Nevermore 2023 (Mylène Farmer) au stade de la Beaujoire de Nantes
Ah mais c’est qu’on l’attendait de pied ferme ce concert de Mylène, qui pourtant nous avait gratifié d’un merveilleux show en 2019. Elle avait fini par succomber dans les flammes, mais ce n’était que pour revenir “plus que jamais” avec son spectacle “Nervermore 2023”. J’ai eu une petite inquiétude en voyant que c’était une tournée des stades, je n’ai pas de très bonnes expériences en la matière, et je me rappelle encore du désastreux Sticky de Madonna qui m’a à jamais refroidi des concerts au Stade de France.
Eh bien, j’ai beaucoup aimé le show et Mylène est vraiment en pleine forme (Pour 61 ans, c’est encore plus dingue, une forme olympique !!), à la fois physiquement et vocalement (même si un petit coup de mou à moment, dissimulé par un trop-plein d’émotions). Mais il y a des petits trucs qui m’ont un peu moins plu, ou surtout qui ne m’ont pas autant conquis que le dernier concert à l’Arena qui était vraiment une immense réussite formelle et artistique. Mais disons que pour un concert dans un stade, c’est vraiment le nec plus ultra du genre !!

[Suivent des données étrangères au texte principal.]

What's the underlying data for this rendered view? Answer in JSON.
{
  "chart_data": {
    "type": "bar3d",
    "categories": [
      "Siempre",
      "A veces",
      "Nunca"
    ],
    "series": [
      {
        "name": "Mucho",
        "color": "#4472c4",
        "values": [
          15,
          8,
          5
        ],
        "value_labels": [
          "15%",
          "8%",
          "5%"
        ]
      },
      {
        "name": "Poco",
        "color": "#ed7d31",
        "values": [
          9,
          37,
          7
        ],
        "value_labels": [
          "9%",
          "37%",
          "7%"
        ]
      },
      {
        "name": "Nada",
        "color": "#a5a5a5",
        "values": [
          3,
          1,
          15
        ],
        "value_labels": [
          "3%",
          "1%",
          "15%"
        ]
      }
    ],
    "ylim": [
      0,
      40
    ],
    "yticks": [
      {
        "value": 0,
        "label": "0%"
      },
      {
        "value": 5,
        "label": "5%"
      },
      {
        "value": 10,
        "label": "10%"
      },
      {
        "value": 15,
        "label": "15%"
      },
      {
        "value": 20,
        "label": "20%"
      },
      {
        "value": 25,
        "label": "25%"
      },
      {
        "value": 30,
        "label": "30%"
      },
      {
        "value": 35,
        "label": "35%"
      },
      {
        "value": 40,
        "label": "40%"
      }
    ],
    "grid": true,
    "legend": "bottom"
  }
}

Commençons par ce qui est réussi… Alors sachant que j’ai découvert le concert en Pelouse Or donc le nez collé à l’avancée scénique (en forme de croix obviously), et que l’on ne voit pas la manière dont la scénographie d’ensemble a été étudiée. J’imagine que le décor s’apprécie d’autant plus de loin. Mais alors même de près, c’est absolument dingue. On a une sorte d’immersion avec une vue pseudo-isométrique dans une cathédrale gothique en mode cubiste avec tout un tas de deus ex machina et des éclairages et des écrans numériques. Et tout cela est d’une qualité bluffante, je n’imagine même pas la logistique pour transporter tout ce bordel !! En plus de cela, un immense corbeau se déplace, des éléments mobiles émergent, et Mylène se déplace sur une nacelle au bout d’un bras mécanique au-dessus de la foule. Là, on est encore dans le même souci de la scénographie comme pour le dernier concert, et je pense que c’est génial pour tous les gens, de près ou de loin avec un spectacle différent mais unique.

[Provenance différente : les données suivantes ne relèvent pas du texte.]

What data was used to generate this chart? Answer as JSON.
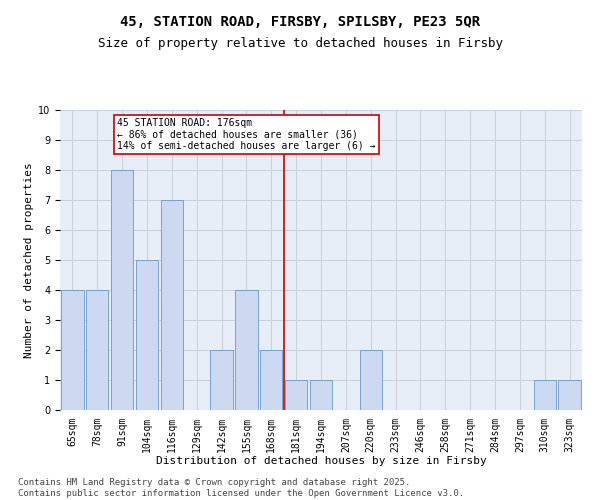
{
  "title_line1": "45, STATION ROAD, FIRSBY, SPILSBY, PE23 5QR",
  "title_line2": "Size of property relative to detached houses in Firsby",
  "xlabel": "Distribution of detached houses by size in Firsby",
  "ylabel": "Number of detached properties",
  "categories": [
    "65sqm",
    "78sqm",
    "91sqm",
    "104sqm",
    "116sqm",
    "129sqm",
    "142sqm",
    "155sqm",
    "168sqm",
    "181sqm",
    "194sqm",
    "207sqm",
    "220sqm",
    "233sqm",
    "246sqm",
    "258sqm",
    "271sqm",
    "284sqm",
    "297sqm",
    "310sqm",
    "323sqm"
  ],
  "values": [
    4,
    4,
    8,
    5,
    7,
    0,
    2,
    4,
    2,
    1,
    1,
    0,
    2,
    0,
    0,
    0,
    0,
    0,
    0,
    1,
    1
  ],
  "bar_color": "#ccd9f0",
  "bar_edge_color": "#6699cc",
  "grid_color": "#c8d0dc",
  "bg_color": "#e8eef8",
  "ref_line_color": "#cc0000",
  "annotation_line1": "45 STATION ROAD: 176sqm",
  "annotation_line2": "← 86% of detached houses are smaller (36)",
  "annotation_line3": "14% of semi-detached houses are larger (6) →",
  "ref_line_index": 8.5,
  "ylim": [
    0,
    10
  ],
  "yticks": [
    0,
    1,
    2,
    3,
    4,
    5,
    6,
    7,
    8,
    9,
    10
  ],
  "footer": "Contains HM Land Registry data © Crown copyright and database right 2025.\nContains public sector information licensed under the Open Government Licence v3.0.",
  "title_fontsize": 10,
  "subtitle_fontsize": 9,
  "xlabel_fontsize": 8,
  "ylabel_fontsize": 8,
  "tick_fontsize": 7,
  "annotation_fontsize": 7,
  "footer_fontsize": 6.5
}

L’univers est bien sûr Mylénien à souhait, rien à redire, sinon qu’on file une métaphore depuis presque 40 ans avec un même bonheur emo et drama-queen dépressive qui me sied à ravir.
J’ai été agréablement surpris également par l’acoustique du stade, alors que ce n’est vraiment pas évident. Donc chapeau à l’ingénierie du son, on entendait hyper bien les musiciens et la chanteuse, et tout était très juste, coordonné et synchrone. A part un pixel à la con qui avait sauté sur l’écran principal, le concert s’est déroulé sans accroc, ce qui est rare pour un concert de Mylène Farmer.

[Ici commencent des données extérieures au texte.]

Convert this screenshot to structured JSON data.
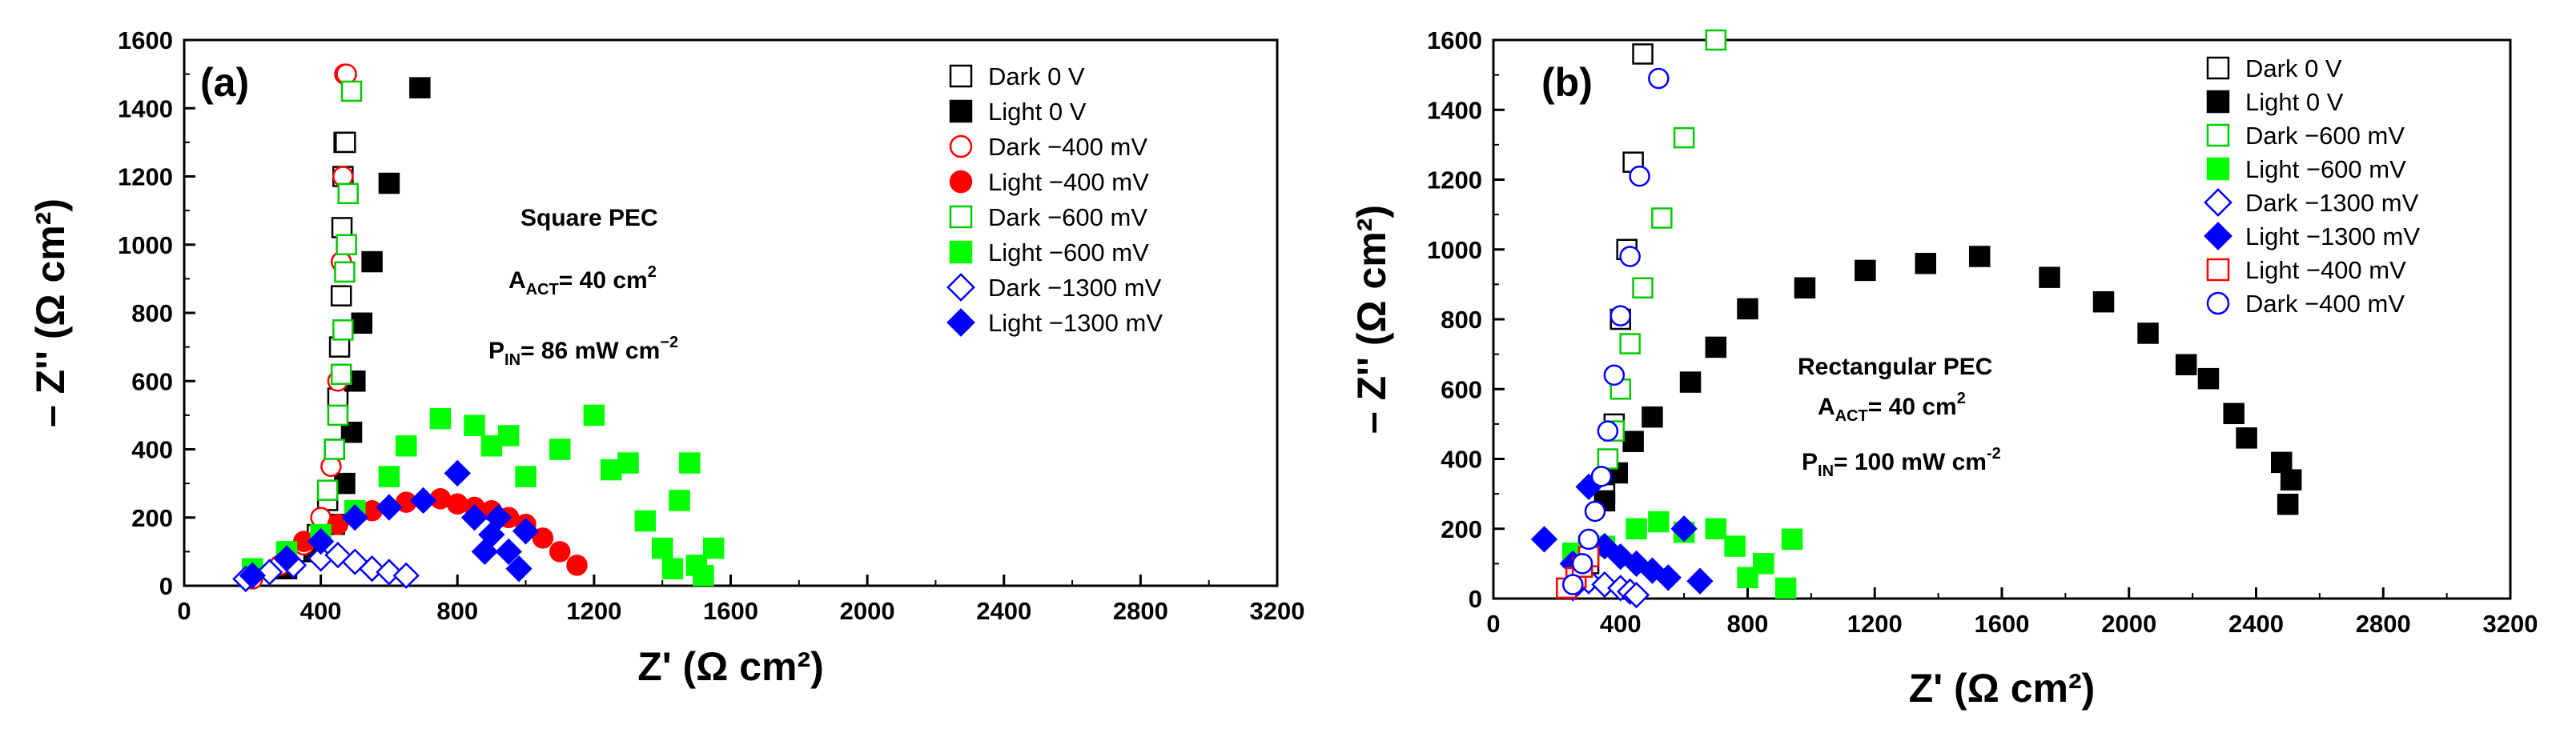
{
  "chart_data": [
    {
      "type": "scatter",
      "panel_label": "(a)",
      "xlabel": "Z' (Ω cm²)",
      "ylabel": "– Z'' (Ω cm²)",
      "xlim": [
        0,
        3200
      ],
      "ylim": [
        0,
        1600
      ],
      "xticks": [
        "0",
        "400",
        "800",
        "1200",
        "1600",
        "2000",
        "2400",
        "2800",
        "3200"
      ],
      "yticks": [
        "0",
        "200",
        "400",
        "600",
        "800",
        "1000",
        "1200",
        "1400",
        "1600"
      ],
      "grid": false,
      "legend_position": "top-right",
      "annotations": [
        {
          "text": "Square PEC"
        },
        {
          "prefix": "A",
          "sub": "ACT",
          "suffix": "= 40 cm",
          "sup": "2"
        },
        {
          "prefix": "P",
          "sub": "IN",
          "suffix": "= 86 mW cm",
          "sup": "−2"
        }
      ],
      "series": [
        {
          "name": "Dark 0 V",
          "marker": "square",
          "filled": false,
          "color": "#000000",
          "x": [
            290,
            350,
            390,
            420,
            440,
            450,
            455,
            460,
            462,
            465,
            468,
            472
          ],
          "y": [
            50,
            100,
            150,
            250,
            400,
            550,
            700,
            850,
            1050,
            1200,
            1300,
            1300
          ]
        },
        {
          "name": "Light 0 V",
          "marker": "square",
          "filled": true,
          "color": "#000000",
          "x": [
            300,
            380,
            440,
            470,
            490,
            500,
            520,
            550,
            600,
            690
          ],
          "y": [
            50,
            100,
            180,
            300,
            450,
            600,
            770,
            950,
            1180,
            1460
          ]
        },
        {
          "name": "Dark −400 mV",
          "marker": "circle",
          "filled": false,
          "color": "#ff0000",
          "x": [
            200,
            280,
            350,
            400,
            430,
            450,
            460,
            465,
            470,
            475
          ],
          "y": [
            20,
            60,
            120,
            200,
            350,
            600,
            950,
            1200,
            1500,
            1500
          ]
        },
        {
          "name": "Light −400 mV",
          "marker": "circle",
          "filled": true,
          "color": "#ff0000",
          "x": [
            350,
            450,
            550,
            650,
            750,
            800,
            850,
            900,
            950,
            1000,
            1050,
            1100,
            1150
          ],
          "y": [
            130,
            180,
            220,
            245,
            255,
            240,
            230,
            220,
            200,
            180,
            140,
            100,
            60
          ]
        },
        {
          "name": "Dark −600 mV",
          "marker": "square",
          "filled": false,
          "color": "#00cc00",
          "x": [
            420,
            440,
            450,
            460,
            465,
            470,
            475,
            480,
            490
          ],
          "y": [
            280,
            400,
            500,
            620,
            750,
            920,
            1000,
            1150,
            1450
          ]
        },
        {
          "name": "Light −600 mV",
          "marker": "square",
          "filled": true,
          "color": "#00ff00",
          "x": [
            200,
            300,
            400,
            500,
            600,
            650,
            750,
            850,
            900,
            950,
            1000,
            1100,
            1200,
            1250,
            1300,
            1350,
            1400,
            1430,
            1450,
            1480,
            1500,
            1520,
            1550
          ],
          "y": [
            50,
            100,
            150,
            220,
            320,
            410,
            490,
            470,
            410,
            440,
            320,
            400,
            500,
            340,
            360,
            190,
            110,
            50,
            250,
            360,
            60,
            30,
            110
          ]
        },
        {
          "name": "Dark −1300 mV",
          "marker": "diamond",
          "filled": false,
          "color": "#0000ff",
          "x": [
            180,
            250,
            320,
            400,
            450,
            500,
            550,
            600,
            650
          ],
          "y": [
            20,
            40,
            60,
            80,
            90,
            70,
            50,
            40,
            30
          ]
        },
        {
          "name": "Light −1300 mV",
          "marker": "diamond",
          "filled": true,
          "color": "#0000ff",
          "x": [
            200,
            300,
            400,
            500,
            600,
            700,
            800,
            850,
            880,
            900,
            920,
            950,
            980,
            1000
          ],
          "y": [
            30,
            80,
            130,
            200,
            230,
            250,
            330,
            200,
            100,
            150,
            200,
            100,
            50,
            160
          ]
        }
      ]
    },
    {
      "type": "scatter",
      "panel_label": "(b)",
      "xlabel": "Z' (Ω cm²)",
      "ylabel": "– Z'' (Ω cm²)",
      "xlim": [
        0,
        3200
      ],
      "ylim": [
        0,
        1600
      ],
      "xticks": [
        "0",
        "400",
        "800",
        "1200",
        "1600",
        "2000",
        "2400",
        "2800",
        "3200"
      ],
      "yticks": [
        "0",
        "200",
        "400",
        "600",
        "800",
        "1000",
        "1200",
        "1400",
        "1600"
      ],
      "grid": false,
      "legend_position": "top-right",
      "annotations": [
        {
          "text": "Rectangular PEC"
        },
        {
          "prefix": "A",
          "sub": "ACT",
          "suffix": "= 40 cm",
          "sup": "2"
        },
        {
          "prefix": "P",
          "sub": "IN",
          "suffix": "= 100 mW cm",
          "sup": "-2"
        }
      ],
      "series": [
        {
          "name": "Dark 0 V",
          "marker": "square",
          "filled": false,
          "color": "#000000",
          "x": [
            300,
            350,
            380,
            400,
            420,
            440,
            470
          ],
          "y": [
            100,
            300,
            500,
            800,
            1000,
            1250,
            1560
          ]
        },
        {
          "name": "Light 0 V",
          "marker": "square",
          "filled": true,
          "color": "#000000",
          "x": [
            300,
            350,
            390,
            440,
            500,
            620,
            700,
            800,
            980,
            1170,
            1360,
            1530,
            1750,
            1920,
            2060,
            2180,
            2250,
            2330,
            2370,
            2480,
            2500,
            2510
          ],
          "y": [
            150,
            280,
            360,
            450,
            520,
            620,
            720,
            830,
            890,
            940,
            960,
            980,
            920,
            850,
            760,
            670,
            630,
            530,
            460,
            390,
            270,
            340
          ]
        },
        {
          "name": "Dark −600 mV",
          "marker": "square",
          "filled": false,
          "color": "#00cc00",
          "x": [
            360,
            380,
            400,
            430,
            470,
            530,
            600,
            700
          ],
          "y": [
            400,
            480,
            600,
            730,
            890,
            1090,
            1320,
            1600
          ]
        },
        {
          "name": "Light −600 mV",
          "marker": "square",
          "filled": true,
          "color": "#00ff00",
          "x": [
            250,
            350,
            450,
            520,
            600,
            700,
            760,
            800,
            850,
            920,
            940
          ],
          "y": [
            130,
            150,
            200,
            220,
            190,
            200,
            150,
            60,
            100,
            30,
            170
          ]
        },
        {
          "name": "Dark −1300 mV",
          "marker": "diamond",
          "filled": false,
          "color": "#0000ff",
          "x": [
            250,
            300,
            350,
            400,
            430,
            450
          ],
          "y": [
            30,
            50,
            40,
            30,
            20,
            10
          ]
        },
        {
          "name": "Light −1300 mV",
          "marker": "diamond",
          "filled": true,
          "color": "#0000ff",
          "x": [
            160,
            250,
            300,
            350,
            400,
            450,
            500,
            550,
            600,
            650
          ],
          "y": [
            170,
            100,
            320,
            150,
            120,
            100,
            80,
            60,
            200,
            50
          ]
        },
        {
          "name": "Light −400 mV",
          "marker": "square",
          "filled": false,
          "color": "#ff0000",
          "x": [
            230,
            260,
            280,
            300
          ],
          "y": [
            30,
            60,
            90,
            120
          ]
        },
        {
          "name": "Dark −400 mV",
          "marker": "circle",
          "filled": false,
          "color": "#0000ff",
          "x": [
            250,
            280,
            300,
            320,
            340,
            360,
            380,
            400,
            430,
            460,
            520
          ],
          "y": [
            40,
            100,
            170,
            250,
            350,
            480,
            640,
            810,
            980,
            1210,
            1490
          ]
        }
      ]
    }
  ]
}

Elle est merveilleusement belle et souriante (en plus d’avoir le secret de la beauté éternelle et sans doute quelques euros pour l’entretenir), et c’est vraiment une de ses facettes que j’adore. Elle a un sourire très franc et expressif, et qui a l’air sincère, vraiment elle a l’air toute choupi comme ça. J’étais content de pouvoir le capturer avec mon appareil.
J’ai plutôt bien aimé aussi la set-list, et rien à redire sur les chorégraphies ou les danseurs, tout est absolument parfait, et millimétré. (Même si elle ne bouge plus comme avant, mais elle continue tout de même de délivrer une sacrée performance.)
Donc vraiment plutôt cool dans l’ensemble. Mais là où le bât blesse, c’est que tout cela est un chouïa “plat” tout de même. Je n’ai pas eu le même frisson, le même emportement lyrique que dans l’autre concert. Et je comprends, on ne peut pas faire une arrivée dingue dans un stade, et les effets ont leurs limites dans un tel endroit, et avec des décors transportables d’un stade à l’autre. Mais donc le show souffre la comparaison avec celui de 2019 qui est tout de même assez récent dans mon esprit.
Mais le corbeau gonflable du début est risible, et celui qui bouge sur scène ressemble un peu au soulier magique de Marie-Rose. Et ce qui m’a aussi un peu empêché de bien triper je pense, c’est que la réorchestration de concert n’était pas terrible il me semble. C’était chouette, mais ce n’était pas original ou notable, pas de réinvention du tout, mais presque des versions d’album. Et c’est là aussi sans doute la limite de l’exercice, ou bien son objectif et je ne suis pas le public cible. C’est-à-dire que l’on remarque vite, et mes amis fans me le pointaient, que ce concert est en réalité truffé de références à ses concerts précédents. Ce sont les mêmes inspirations de décors, les mêmes chorégraphies, les mêmes costumes, comme un florilège de ses spectacles. J’imagine que cela fait vraiment tilt pour les fans, et c’est très cool pour eux, mais moi ça ne m’a donc pas trop touché.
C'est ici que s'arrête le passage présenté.